2. Next, with the patient sitting and the hip and knee extended (straight) place traction on the foot with the ankle slightly plantar flexed (toes pointing down and away from the leg). Continue traction for 30-45 seconds. Then dorsiflex the ankle (move the foot/toes towards the shin). Complete a series of range of motion of the ankle with the patient.

3. Repeat as needed.

In cases of chronic Achilles tendonitis, patients who do not respond to heel lifts, manipulation and anti-inflammatory medications require a lengthening procedure of the Achilles tendon with or without a partial resection of the posterior heel. In cases with minimal hypertrophy of the heel, lengthening of the tendon will suffice. Lengthening of the Achilles tendon may be performed through three 0.5cm incisions but does require a period of casting. Full recovery may take 6-18 months.

Achilles Tendon Ruptures

Chronic Achilles tendonitis is not a symptom to be ignored based upon the knowledge that Achilles tendonitis is often a precursor to an Achilles tendon rupture. A rupture of the Achilles tendon can be a debilitating injury. The actual rupture of the tendon is described by most patients as feeling as if they were hit in the back of the leg. An audible pop is often described. Most ruptures occur 2-4cm proximal to the insertion of the tendon into the calcaneus (heel bone).

The repair of Achilles tendon ruptures may be conservative or surgical.

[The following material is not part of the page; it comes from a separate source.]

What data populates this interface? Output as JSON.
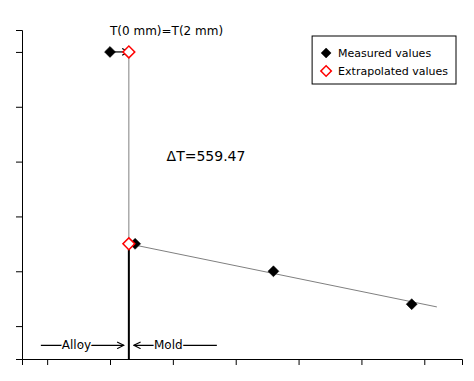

Orthopedic and podiatric literature abounds with articles that compare the merits of conservative vs surgical care of Achilles tendon ruptures. Re-rupture of the tendon is not uncommon regardless of the method of correction although, statistically, re-rupture does seem to occur less in those patients that undergo surgical repair. These findings may also reflect the nature of patient that would be a surgical candidate. Typically we would assume that those patients that were in poor health (eg elderly, diabetic, immune compromised) would not become surgical candidates and therefore may contribute to the increased rate of re-rupture seen in those treated with conservative care.

Recent articles have advocated a surgical approach for repair of ruptured Achilles tendons that employs both an open and percutaneus technique of repair. The most popular method was described by M. Kakiuchi of The Osaka Police Hospital in 1995. This technique involves the use of an open procedure at the site of rupture to enable debridement of the ruptured tendon. Kakiuchi also employs a closed technique to suture the tendon to allow for proper healing.